De onderwijzende krachten zijn in een bepaalde volgorde aan het werk en ze schikken zich met de bekendmakingen naar de huidige ontvangstbereidheid van het mensenkind. Het verlangen van dit mensenkind is doorslaggevend als het gaat om welke geestelijke onderrichting naar hem toegestuurd wordt. En dus zal een grotere liefde voor God en een meer verdiept geloof passend beloond worden door bekendmakingen, die in haar diepte en wijsheid het mensenkind gelukkig maken. En als dit mensenkind nu naar de grootst mogelijke vooruitgang streeft, dan vergroot het daardoor ook de bekwaamheid om geestelijke gaven te ontvangen. En het zal in geestelijke arbeid niet genoeg kunnen doen en altijd alleen maar willen ontvangen. En deze wil brengt steeds grotere resultaten tot stand.
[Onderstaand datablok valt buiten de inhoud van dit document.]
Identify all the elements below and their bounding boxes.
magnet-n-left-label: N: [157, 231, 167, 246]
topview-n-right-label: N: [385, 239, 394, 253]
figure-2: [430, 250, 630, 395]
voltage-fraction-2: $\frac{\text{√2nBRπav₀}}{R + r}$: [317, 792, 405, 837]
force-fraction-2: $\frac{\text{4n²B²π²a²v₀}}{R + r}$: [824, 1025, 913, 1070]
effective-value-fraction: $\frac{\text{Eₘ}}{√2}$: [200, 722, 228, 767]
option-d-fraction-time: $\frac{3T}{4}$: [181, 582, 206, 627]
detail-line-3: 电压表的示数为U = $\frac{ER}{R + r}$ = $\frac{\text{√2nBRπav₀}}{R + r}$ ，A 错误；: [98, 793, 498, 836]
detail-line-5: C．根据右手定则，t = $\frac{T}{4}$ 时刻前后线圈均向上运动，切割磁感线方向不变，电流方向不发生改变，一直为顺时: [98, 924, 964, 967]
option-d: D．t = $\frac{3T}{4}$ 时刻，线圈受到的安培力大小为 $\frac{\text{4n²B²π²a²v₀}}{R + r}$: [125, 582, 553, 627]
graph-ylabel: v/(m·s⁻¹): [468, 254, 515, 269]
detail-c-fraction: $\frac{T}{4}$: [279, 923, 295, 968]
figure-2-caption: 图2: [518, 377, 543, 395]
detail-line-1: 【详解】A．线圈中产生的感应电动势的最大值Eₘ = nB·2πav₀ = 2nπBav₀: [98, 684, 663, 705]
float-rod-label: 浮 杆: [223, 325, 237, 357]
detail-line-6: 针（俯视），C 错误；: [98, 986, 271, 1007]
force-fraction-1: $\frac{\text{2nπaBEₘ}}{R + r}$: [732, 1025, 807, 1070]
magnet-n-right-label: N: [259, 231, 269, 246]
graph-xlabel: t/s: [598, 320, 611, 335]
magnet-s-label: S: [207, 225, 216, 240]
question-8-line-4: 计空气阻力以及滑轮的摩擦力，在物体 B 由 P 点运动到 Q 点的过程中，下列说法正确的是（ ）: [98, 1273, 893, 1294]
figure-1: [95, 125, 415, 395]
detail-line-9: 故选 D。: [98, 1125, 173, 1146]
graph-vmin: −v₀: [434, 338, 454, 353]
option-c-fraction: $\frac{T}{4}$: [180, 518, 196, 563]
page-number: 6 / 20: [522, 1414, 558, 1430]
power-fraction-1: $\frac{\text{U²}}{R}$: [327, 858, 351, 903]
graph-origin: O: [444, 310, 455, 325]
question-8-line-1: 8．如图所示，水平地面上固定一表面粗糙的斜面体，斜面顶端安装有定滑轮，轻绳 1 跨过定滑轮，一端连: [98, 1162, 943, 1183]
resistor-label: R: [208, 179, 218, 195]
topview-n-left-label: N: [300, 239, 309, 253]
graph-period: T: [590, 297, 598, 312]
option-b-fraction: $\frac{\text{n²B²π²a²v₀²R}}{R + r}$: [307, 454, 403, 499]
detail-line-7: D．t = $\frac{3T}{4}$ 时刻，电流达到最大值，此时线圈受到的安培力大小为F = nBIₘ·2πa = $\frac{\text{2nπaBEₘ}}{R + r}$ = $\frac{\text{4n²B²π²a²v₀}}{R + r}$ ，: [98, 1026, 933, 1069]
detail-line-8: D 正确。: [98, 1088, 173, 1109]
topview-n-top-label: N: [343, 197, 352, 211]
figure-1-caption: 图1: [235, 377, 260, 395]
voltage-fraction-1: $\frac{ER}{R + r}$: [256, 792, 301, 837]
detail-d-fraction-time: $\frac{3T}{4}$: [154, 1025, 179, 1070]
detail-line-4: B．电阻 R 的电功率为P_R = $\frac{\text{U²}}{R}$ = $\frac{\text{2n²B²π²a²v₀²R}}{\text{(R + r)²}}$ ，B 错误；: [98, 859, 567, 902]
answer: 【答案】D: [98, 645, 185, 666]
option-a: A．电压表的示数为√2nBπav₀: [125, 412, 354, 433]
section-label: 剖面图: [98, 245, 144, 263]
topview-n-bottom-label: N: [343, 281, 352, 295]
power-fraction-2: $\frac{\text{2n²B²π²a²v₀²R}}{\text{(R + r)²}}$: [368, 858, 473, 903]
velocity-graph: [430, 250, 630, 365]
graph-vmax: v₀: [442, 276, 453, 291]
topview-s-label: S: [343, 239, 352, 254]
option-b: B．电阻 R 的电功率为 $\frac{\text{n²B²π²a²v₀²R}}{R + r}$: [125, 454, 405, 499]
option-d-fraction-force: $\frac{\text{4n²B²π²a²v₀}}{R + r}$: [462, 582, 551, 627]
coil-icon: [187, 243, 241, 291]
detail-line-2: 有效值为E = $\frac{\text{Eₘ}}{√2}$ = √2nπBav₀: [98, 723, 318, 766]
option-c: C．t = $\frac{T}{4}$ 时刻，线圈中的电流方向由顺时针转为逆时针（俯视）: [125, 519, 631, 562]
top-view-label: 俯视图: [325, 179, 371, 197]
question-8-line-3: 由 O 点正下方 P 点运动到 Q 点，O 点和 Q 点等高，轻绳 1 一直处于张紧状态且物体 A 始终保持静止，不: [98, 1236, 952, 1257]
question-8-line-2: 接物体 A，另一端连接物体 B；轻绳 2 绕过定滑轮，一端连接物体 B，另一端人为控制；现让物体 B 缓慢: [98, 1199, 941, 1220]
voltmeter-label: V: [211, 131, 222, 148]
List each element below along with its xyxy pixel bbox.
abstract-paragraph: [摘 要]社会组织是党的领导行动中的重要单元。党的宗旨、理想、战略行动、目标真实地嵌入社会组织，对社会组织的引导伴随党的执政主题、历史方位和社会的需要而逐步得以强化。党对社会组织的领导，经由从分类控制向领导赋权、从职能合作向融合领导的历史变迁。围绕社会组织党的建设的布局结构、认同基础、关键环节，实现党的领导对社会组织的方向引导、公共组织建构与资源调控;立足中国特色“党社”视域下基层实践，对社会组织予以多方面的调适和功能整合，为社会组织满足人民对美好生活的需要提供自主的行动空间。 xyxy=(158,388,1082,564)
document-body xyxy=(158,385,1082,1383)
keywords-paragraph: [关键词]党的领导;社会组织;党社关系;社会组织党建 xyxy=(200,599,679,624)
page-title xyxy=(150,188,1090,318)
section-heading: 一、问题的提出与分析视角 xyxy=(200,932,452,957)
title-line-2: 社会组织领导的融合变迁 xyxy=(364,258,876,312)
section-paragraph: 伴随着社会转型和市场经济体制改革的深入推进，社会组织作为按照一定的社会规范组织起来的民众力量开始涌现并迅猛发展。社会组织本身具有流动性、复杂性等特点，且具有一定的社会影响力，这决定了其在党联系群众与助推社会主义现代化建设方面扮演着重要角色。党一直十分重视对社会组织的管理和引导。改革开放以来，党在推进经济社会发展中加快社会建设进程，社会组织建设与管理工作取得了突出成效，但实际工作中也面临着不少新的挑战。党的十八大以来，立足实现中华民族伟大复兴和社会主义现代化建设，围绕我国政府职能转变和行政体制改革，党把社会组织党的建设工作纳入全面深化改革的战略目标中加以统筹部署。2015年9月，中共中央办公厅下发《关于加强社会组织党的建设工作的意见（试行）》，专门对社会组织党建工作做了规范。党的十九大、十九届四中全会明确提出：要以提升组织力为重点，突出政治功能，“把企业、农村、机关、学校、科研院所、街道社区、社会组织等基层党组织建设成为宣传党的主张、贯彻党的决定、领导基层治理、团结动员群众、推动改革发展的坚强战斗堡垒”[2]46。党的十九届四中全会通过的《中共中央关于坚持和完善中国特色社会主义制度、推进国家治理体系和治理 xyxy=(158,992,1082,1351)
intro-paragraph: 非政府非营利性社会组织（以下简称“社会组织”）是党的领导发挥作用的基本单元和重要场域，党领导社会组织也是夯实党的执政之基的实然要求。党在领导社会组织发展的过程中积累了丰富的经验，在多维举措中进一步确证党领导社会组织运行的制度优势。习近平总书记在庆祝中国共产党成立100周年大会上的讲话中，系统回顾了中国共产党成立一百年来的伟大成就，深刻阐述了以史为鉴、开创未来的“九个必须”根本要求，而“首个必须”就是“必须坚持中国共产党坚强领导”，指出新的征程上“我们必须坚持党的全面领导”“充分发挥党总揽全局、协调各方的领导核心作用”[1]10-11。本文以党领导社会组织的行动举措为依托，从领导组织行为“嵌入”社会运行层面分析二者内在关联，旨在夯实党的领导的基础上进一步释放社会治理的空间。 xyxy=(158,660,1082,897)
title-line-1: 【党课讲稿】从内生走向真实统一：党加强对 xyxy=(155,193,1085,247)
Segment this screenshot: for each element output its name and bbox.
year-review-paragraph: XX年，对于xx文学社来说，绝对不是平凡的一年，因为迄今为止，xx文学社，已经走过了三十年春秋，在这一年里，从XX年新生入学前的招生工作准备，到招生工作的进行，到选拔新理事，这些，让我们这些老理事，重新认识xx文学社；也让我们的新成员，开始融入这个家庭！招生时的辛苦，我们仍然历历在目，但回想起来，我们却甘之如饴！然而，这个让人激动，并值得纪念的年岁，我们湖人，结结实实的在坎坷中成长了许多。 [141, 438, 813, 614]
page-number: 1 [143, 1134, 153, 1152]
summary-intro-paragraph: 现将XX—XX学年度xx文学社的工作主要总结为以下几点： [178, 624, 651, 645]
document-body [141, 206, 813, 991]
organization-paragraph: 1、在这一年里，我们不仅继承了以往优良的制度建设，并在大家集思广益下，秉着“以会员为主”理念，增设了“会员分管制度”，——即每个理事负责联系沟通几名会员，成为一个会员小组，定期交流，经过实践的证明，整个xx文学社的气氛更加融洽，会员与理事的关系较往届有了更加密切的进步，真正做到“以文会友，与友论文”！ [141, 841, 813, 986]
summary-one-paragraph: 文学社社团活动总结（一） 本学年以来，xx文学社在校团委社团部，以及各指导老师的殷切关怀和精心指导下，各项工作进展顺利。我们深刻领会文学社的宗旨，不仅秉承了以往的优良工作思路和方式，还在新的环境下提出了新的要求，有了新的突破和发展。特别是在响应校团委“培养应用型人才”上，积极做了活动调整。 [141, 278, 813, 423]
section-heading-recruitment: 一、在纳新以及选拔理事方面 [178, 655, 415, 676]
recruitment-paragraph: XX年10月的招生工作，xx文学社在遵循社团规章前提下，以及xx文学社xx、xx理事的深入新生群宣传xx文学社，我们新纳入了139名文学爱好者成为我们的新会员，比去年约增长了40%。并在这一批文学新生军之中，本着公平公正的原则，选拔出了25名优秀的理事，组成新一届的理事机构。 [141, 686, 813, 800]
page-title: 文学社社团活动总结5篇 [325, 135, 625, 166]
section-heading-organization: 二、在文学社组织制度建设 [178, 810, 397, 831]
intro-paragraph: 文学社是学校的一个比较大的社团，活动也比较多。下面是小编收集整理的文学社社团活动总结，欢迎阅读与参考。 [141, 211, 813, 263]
Voor de leerkrachten in het hiernamaals is het bereidwillig tegemoetkomen van een ziel, die tot ontvangen bereid is, bijzonder aangenaam, want het maakt voor hen het onderwijzen buitengewoon veel makkelijker, want daardoor worden er toch weinig hindernissen voor de overdracht via de gedachten opgeworpen. Nu heeft elke bekendmaking zowel een onderwijzend doel te vervullen alsook tegelijkertijd het overdragen van geestelijke kracht, want elke van boven aangeboden gave is geestelijke kracht op zich en dit mensenkind zal dit merken door een grotere wil tot geestelijke arbeid.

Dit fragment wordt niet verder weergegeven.